What our Millennium Falcon was born to do was tuck in neatly under the stop landing of the stair. See the big hydraulic ram that is on the left side of this drawing to the left? That is what has enough enough strength to bear the load of the stairs and lift the stairs and arm up and down. The entire structure moves in and out of Foggy’s stern on rails, driven by a carefully designed worm-drive and bearing arrangement. The heart of the system is a hydraulic slew drive that is a modern update on the worm drives that date back to ancient Alexandria. Slewing drives systems are the muscle behind solar trackers, wind turbines, man lifts, and other systems that must move heavy things in specific, repeatable ways.
The tricky part — and what made the Millennium Falcon boffo around here — was how it could be both strong enough to get shoved about by the slew drive, but accurate enough to properly align the articulated stair where needed. The serious engineering it involved, if you care to know, is in this exploded diagram to the right.
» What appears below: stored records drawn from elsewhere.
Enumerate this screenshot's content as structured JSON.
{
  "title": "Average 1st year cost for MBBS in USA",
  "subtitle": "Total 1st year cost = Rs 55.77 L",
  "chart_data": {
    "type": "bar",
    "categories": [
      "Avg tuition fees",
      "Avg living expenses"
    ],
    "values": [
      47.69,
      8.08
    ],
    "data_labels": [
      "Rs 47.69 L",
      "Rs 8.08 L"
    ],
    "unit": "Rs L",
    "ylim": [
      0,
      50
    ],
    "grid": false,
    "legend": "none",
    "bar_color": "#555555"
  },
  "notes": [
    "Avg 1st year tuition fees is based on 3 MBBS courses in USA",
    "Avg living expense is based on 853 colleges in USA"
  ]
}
What’s happening here is the slew drive spins the Falcon fitting as it drives the ram and positions the underside of the top stairs to the rail system, the boat and the dock, tender or wharf as conditions merit.
Oh and did we mention, the whole contraption can carry enough load to work as perfectly suitable crane lift. The Millennium Falcon can help lift a 200-pound inflatable dingy up out of the water and plop it into the stern garage.
There’s no need to use “The Force, Luke.” Or Frank. Or for any body who steps on Foggy. The Millennium Falcon is engineered to do that heavy lifting for you.